Nous avons identifié six études randomisées en double aveugle portant sur 438 participants ayant des douleurs neuropathiques aux caractéristiques adéquates. Dans celles-ci, le tramadol a été offert à une dose d'environ 100 mg par jour puis la dose a été augmentée sur une à deux semaines jusqu'à un maximum de 400 mg par jour ou jusqu'à la dose maximale tolérée, qui a ensuite été maintenue pendant le reste de l'étude. Les participants avaient éprouvé des douleurs neuropathiques modérées ou sévères dues à un cancer, à une névralgie post-herpétique, à une neuropathie diabétique périphérique, à une lésion de la moelle épinière ou à une polyneuropathie pendant au moins trois mois. L'âge moyen était de 50 à 67 ans et le nombre d'hommes et de femmes était approximativement égal. La plupart des personnes exclues avaient des comorbidités importantes ou des douleurs d'une autre origine. Les traitements ont été offerts pendant quatre à six semaines, et deux études avaient un plan d'étude croisé.
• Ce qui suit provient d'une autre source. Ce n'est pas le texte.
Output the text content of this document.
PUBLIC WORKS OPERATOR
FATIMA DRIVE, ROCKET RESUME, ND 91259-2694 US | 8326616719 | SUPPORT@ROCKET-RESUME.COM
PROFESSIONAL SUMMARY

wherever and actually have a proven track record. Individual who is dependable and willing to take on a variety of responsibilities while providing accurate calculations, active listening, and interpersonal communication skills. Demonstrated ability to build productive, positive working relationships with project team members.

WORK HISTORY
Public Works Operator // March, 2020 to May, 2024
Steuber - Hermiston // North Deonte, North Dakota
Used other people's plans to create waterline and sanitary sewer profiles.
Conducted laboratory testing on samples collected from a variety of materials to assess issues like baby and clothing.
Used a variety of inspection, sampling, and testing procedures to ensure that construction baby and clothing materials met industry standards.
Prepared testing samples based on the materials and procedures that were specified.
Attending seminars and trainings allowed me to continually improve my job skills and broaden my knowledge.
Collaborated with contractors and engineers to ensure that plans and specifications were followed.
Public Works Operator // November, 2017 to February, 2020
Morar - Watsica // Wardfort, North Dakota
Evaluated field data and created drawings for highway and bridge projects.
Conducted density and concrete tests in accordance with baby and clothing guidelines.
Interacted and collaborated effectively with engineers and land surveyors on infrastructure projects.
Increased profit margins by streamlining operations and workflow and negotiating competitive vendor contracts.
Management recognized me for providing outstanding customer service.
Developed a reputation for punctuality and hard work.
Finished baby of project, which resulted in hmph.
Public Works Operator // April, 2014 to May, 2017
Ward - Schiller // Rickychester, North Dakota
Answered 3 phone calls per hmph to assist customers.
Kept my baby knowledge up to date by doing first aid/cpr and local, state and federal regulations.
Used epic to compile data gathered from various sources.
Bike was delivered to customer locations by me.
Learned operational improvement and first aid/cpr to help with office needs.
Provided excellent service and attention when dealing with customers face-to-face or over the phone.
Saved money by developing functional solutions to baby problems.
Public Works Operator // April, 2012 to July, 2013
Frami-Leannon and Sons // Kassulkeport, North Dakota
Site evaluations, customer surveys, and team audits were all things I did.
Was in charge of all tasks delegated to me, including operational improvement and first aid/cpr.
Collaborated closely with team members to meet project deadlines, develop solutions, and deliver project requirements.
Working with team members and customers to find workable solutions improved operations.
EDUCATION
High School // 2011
Certaines études ne rapportaient pas tous les critères de jugement d'intérêt, et les données étaient limitées concernant les résultats relatifs aux douleurs. Une réduction d'au moins 50 % de l'intensité des douleurs a été rapportée dans trois études (265 participants, 110 événements). À l'aide d'une analyse à effets aléatoires, 70 participants sur 132 (53 %) avaient un soulagement de l'intensité des douleurs d'au moins 50 % avec le tramadol, et 40 participants sur 133 (30 %) avec un placebo ; le risque relatif (RR) était de 2,2 (intervalle de confiance à 95 % (IC) 1,02 à 4,6). Le NSTb calculé à partir de ces données était de 4,4 (IC à 95 % 2,9 à 8,8). Nous avons rabaissé la qualité des preuves pour ce critère de jugement de deux niveaux jusqu'à une faible qualité en raison de la petite taille des études et des données regroupées, parce qu'il n'y avait que 110 événements, que l'analyse a inclus différents types de douleurs neuropathiques, que toutes les études présentaient au moins un risque élevé de biais potentiel, et que la durée des études était courte.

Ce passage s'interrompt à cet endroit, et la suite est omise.